Stéphane Pichelin a écrit:ça me parait assez possible comme analyse. j'ai l'impression quand-même que le film l'illustre plus sur un plan politique qu'économique.

Alors précisément : la "politique" en question consiste à soumettre la politique à l'économie, à dire que l'économie constitue le tout de la politique, en détermine le champ et les fins.


Selon la vision consensuelle, il n'y a qu'une seule réalité qui ne nous laisse pas le choix de l'interpréter et nous demande seulement des réponses adaptées qui sont les mêmes, quelles que soient nos opinions et nos aspirations. Cette réalité s'appelle économie : en d'autres termes, l'illimité du pouvoir de la richesse.
(Rancière)

Ce consensus correspond à un déni. Le même que celui qu'il peut y avoir à nier la contradiction entre les valeurs conservatrices de la famille traditionnelle et celles de la dérégulation totale.

Ensuite, quand tu dis que Cronenberg est lucide là-dessus, et le donne à voir, l'expose, en toute connaissance de cause : c'est un peu comme quand René Girard dit que la religion chrétienne dépasse toutes les autres parce qu'elle met à nu le mécanisme sacrificiel et exhorte ainsi ses fidèles à ne plus le reproduire. En fait ce n'est pas du tout ce qui se passe, les chrétiens se font une spécialité de brûler les sorcières. La médiation spectaculaire christique ne constitue pas du tout la "bonne leçon" qui permettrait à ses héritiers de sortir de la violence mimétique.

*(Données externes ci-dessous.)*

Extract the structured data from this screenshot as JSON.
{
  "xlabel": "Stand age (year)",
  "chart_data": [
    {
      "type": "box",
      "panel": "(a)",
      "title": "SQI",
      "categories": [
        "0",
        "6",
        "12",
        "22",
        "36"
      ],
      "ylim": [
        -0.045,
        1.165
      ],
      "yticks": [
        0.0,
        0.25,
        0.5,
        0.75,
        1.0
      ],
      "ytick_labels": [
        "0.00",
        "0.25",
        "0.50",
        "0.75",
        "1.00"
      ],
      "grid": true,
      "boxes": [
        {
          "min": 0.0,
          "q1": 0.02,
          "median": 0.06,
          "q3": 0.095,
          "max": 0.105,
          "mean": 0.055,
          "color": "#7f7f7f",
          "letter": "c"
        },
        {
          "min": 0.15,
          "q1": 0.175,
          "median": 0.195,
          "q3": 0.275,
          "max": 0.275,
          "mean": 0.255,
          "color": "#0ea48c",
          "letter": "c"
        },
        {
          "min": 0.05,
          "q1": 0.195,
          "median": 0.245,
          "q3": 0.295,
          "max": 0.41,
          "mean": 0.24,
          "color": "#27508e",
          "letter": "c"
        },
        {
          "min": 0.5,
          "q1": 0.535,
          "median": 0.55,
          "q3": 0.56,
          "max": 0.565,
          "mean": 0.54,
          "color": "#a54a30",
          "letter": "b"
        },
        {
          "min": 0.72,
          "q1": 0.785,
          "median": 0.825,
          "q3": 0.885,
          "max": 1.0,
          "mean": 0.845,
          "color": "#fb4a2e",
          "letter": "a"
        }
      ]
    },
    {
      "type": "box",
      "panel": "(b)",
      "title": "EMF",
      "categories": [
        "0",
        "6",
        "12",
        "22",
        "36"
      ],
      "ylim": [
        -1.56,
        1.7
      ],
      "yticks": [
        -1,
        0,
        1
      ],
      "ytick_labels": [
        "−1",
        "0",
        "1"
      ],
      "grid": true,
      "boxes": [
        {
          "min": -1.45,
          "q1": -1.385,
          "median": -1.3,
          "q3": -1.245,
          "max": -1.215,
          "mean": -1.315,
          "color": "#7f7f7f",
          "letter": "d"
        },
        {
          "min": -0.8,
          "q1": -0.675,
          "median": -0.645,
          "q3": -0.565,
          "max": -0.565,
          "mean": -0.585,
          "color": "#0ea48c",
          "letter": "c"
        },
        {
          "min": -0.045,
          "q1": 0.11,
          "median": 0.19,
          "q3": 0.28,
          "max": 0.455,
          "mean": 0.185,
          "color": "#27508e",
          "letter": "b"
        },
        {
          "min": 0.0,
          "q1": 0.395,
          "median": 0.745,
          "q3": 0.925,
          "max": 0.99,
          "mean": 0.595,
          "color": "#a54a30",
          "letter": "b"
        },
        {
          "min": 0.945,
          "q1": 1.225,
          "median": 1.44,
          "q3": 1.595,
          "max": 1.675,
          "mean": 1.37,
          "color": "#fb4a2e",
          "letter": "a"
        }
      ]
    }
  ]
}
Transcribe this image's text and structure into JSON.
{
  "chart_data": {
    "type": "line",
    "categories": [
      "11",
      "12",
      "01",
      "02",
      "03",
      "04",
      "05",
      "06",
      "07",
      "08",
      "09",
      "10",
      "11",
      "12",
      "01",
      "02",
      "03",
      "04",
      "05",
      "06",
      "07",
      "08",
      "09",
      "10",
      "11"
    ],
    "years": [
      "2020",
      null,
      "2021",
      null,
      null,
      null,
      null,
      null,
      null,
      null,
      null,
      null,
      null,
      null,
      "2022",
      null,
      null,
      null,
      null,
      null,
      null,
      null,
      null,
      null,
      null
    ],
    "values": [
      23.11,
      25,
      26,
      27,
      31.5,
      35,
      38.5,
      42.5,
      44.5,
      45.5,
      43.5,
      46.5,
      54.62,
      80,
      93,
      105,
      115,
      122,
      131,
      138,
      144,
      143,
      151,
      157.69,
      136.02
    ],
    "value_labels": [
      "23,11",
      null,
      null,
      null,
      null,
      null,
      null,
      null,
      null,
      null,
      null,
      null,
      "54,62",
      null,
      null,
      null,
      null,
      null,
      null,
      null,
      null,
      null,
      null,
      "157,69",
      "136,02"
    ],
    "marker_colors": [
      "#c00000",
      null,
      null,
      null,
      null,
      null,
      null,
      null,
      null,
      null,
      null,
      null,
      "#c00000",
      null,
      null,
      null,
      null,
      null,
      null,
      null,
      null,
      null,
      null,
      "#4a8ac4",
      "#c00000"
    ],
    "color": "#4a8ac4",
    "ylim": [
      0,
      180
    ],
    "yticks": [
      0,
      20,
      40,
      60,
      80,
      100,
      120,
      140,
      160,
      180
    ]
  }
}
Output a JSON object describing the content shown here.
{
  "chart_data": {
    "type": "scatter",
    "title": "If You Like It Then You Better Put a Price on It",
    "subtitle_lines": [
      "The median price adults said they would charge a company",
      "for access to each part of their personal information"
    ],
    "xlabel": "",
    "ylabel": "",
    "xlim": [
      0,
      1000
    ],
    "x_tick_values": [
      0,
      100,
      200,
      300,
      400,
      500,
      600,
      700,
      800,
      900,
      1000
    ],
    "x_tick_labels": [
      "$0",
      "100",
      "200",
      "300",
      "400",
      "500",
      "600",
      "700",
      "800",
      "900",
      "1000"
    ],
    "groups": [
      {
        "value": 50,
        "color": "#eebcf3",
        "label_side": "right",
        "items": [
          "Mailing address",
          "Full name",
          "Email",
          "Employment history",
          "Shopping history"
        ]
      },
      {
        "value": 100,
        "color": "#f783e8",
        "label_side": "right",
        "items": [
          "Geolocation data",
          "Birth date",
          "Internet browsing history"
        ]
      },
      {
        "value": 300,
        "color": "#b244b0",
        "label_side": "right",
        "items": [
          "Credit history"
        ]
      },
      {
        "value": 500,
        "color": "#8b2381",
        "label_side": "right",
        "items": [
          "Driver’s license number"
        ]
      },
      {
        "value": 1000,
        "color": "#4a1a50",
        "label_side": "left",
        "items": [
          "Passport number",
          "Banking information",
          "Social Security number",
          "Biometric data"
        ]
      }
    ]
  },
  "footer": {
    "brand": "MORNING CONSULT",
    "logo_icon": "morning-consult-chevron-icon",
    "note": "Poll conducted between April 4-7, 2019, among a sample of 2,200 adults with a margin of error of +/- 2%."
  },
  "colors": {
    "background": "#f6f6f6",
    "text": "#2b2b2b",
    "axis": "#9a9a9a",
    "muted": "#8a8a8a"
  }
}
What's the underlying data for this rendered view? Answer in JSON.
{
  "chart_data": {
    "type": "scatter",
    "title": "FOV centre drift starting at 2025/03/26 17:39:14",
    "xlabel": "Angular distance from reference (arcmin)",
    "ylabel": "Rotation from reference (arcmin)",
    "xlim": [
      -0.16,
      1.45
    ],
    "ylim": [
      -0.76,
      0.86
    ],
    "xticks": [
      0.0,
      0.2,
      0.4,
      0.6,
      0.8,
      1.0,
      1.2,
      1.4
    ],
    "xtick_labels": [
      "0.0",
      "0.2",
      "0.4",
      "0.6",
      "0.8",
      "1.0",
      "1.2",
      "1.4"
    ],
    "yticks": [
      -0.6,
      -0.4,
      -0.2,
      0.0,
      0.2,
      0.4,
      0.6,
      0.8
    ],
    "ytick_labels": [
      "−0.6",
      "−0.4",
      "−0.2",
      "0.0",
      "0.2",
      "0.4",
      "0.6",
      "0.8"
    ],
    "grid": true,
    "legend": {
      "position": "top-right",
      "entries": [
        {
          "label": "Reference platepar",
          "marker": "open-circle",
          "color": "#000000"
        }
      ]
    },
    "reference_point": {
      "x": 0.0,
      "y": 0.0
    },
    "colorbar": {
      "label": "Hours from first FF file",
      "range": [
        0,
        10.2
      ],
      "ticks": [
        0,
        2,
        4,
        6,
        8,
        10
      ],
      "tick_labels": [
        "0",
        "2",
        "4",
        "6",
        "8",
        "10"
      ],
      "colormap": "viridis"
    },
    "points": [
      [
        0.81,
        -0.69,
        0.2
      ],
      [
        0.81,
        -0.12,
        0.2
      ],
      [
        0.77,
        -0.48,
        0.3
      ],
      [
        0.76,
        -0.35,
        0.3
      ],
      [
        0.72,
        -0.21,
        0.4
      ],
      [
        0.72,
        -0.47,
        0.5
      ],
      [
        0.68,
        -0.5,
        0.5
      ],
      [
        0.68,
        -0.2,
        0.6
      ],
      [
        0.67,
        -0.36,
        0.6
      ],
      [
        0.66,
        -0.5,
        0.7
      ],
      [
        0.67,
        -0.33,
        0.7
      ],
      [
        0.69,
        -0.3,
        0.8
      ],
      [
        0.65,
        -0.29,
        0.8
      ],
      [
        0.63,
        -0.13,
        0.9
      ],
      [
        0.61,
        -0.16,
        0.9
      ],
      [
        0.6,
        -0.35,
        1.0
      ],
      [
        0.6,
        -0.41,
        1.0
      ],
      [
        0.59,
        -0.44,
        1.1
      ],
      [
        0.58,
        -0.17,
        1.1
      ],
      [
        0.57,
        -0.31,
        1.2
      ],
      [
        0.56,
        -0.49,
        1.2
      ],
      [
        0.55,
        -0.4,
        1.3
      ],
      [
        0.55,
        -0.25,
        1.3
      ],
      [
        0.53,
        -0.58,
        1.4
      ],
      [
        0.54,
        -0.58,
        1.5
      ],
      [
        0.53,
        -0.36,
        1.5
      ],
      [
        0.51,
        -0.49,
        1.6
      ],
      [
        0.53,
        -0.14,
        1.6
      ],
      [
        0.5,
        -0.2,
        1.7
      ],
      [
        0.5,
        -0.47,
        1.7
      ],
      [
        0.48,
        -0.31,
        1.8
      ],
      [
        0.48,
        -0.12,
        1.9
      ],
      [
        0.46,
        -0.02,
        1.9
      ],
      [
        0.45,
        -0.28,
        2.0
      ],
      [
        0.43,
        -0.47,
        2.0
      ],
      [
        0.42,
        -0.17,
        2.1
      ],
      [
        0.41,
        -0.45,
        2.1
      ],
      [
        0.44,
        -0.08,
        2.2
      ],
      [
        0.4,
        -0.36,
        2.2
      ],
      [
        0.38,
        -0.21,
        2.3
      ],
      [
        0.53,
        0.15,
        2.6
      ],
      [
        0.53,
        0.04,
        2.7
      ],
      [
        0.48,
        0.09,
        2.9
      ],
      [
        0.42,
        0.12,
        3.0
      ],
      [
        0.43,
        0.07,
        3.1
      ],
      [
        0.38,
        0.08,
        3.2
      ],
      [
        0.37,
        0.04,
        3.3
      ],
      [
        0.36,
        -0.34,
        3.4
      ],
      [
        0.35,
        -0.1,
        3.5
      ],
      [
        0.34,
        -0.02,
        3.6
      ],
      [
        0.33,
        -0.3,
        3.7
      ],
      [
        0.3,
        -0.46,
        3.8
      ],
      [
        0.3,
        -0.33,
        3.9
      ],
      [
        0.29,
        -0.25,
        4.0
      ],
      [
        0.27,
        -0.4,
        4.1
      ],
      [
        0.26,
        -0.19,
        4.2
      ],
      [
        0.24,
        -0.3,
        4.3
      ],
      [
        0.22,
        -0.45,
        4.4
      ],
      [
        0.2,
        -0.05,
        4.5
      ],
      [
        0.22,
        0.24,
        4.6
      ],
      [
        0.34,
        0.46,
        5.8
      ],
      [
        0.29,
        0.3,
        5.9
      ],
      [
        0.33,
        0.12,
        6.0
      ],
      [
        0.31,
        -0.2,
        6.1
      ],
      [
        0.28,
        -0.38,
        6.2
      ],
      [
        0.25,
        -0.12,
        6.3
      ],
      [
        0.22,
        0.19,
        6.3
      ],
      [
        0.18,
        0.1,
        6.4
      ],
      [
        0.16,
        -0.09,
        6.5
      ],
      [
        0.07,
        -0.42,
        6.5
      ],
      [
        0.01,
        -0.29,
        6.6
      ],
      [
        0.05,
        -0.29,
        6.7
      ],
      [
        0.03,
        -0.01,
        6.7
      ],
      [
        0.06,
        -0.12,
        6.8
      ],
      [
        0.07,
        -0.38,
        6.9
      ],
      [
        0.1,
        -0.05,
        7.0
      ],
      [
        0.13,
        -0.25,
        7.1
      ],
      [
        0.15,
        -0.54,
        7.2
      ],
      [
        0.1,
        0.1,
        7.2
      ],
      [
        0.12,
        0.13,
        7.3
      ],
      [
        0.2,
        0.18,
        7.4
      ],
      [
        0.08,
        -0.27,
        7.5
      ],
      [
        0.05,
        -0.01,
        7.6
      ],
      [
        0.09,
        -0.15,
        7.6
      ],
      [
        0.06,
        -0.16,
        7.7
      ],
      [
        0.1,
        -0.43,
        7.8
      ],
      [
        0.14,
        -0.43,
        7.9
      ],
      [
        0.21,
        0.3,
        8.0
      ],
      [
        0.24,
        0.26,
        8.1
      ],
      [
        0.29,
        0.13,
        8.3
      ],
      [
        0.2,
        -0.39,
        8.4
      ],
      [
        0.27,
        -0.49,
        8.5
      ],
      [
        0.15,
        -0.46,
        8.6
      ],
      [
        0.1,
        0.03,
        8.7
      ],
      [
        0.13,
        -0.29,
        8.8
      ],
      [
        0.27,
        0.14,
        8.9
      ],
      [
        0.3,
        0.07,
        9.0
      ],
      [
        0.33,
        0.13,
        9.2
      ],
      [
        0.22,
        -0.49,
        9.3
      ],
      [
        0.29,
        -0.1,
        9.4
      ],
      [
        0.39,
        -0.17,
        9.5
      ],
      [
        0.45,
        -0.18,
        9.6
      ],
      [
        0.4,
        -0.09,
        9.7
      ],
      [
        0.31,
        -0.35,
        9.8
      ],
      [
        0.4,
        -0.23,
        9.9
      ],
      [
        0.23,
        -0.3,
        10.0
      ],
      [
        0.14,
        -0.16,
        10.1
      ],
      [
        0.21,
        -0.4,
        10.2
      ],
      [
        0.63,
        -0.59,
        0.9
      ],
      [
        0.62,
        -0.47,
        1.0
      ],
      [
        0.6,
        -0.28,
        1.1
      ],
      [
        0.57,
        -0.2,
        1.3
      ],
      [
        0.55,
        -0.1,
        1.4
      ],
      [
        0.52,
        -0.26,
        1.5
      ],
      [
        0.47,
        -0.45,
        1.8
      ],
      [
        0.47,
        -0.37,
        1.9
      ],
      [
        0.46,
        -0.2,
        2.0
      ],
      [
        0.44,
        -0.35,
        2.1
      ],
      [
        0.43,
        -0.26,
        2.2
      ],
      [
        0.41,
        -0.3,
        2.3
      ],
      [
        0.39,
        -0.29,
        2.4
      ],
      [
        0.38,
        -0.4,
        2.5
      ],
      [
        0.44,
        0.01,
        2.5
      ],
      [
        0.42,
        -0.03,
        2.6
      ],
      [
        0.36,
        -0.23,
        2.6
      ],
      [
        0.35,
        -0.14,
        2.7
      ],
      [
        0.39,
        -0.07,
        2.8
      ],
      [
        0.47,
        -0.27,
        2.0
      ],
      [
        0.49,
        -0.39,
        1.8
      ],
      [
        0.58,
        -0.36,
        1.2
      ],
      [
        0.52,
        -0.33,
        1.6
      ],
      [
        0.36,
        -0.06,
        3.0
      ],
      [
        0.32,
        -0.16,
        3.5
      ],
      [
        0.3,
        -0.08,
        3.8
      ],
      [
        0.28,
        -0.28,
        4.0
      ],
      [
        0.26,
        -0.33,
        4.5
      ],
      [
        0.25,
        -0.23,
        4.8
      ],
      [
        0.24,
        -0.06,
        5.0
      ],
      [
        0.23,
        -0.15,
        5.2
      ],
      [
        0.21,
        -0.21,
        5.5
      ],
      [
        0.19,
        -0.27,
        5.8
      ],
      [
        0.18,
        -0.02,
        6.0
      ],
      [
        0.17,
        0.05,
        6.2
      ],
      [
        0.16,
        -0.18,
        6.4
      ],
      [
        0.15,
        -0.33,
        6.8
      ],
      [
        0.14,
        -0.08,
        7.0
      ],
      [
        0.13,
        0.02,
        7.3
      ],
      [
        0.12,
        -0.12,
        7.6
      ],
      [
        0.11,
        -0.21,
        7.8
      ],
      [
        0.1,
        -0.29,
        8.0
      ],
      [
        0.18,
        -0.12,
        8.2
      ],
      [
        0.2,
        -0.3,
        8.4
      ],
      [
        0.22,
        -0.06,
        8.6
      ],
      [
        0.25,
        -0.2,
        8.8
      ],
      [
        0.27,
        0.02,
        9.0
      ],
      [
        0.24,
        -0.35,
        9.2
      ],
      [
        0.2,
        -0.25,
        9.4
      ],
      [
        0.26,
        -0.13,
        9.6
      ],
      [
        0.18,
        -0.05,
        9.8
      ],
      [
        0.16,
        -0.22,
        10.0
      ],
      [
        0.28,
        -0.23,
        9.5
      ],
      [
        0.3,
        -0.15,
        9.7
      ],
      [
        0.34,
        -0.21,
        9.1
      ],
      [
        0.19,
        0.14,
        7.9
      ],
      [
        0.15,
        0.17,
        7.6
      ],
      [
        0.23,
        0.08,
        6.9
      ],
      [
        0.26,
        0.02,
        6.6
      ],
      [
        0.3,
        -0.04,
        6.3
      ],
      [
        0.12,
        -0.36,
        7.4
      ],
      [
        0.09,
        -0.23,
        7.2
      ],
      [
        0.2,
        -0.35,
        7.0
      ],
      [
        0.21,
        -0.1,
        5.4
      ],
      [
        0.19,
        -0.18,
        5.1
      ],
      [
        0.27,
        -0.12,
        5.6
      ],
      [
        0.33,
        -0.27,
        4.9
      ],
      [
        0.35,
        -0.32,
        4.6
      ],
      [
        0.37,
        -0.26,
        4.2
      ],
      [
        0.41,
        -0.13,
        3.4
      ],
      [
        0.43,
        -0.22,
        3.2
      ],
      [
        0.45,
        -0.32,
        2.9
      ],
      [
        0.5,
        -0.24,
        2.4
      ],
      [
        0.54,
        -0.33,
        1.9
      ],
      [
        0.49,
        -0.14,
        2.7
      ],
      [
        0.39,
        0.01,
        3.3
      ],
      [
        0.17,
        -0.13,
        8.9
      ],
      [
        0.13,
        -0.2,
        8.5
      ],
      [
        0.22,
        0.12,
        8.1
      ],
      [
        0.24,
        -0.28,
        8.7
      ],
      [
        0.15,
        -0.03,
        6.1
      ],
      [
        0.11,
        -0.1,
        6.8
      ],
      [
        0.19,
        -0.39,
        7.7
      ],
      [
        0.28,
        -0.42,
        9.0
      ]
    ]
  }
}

On peut toujours dire que Cronenberg est lucide : il produit son spectacle en sachant qu'il aura une résonance sur le spectateur, qui ne saura pas décoder le message ; il y verra une expression d'une grande force et d'un grand réalisme. Toi, tu décodes Cronenberg, mais tu hésites à conclure : tu admires encore son boulot. Le fait est qu'il ne propose pas grand chose aux gens : un petit quart d'heure cathartique sur la dureté du monde, et comment on n'a pas le choix de toute façon ; pas trop d'émancipation là-dedans.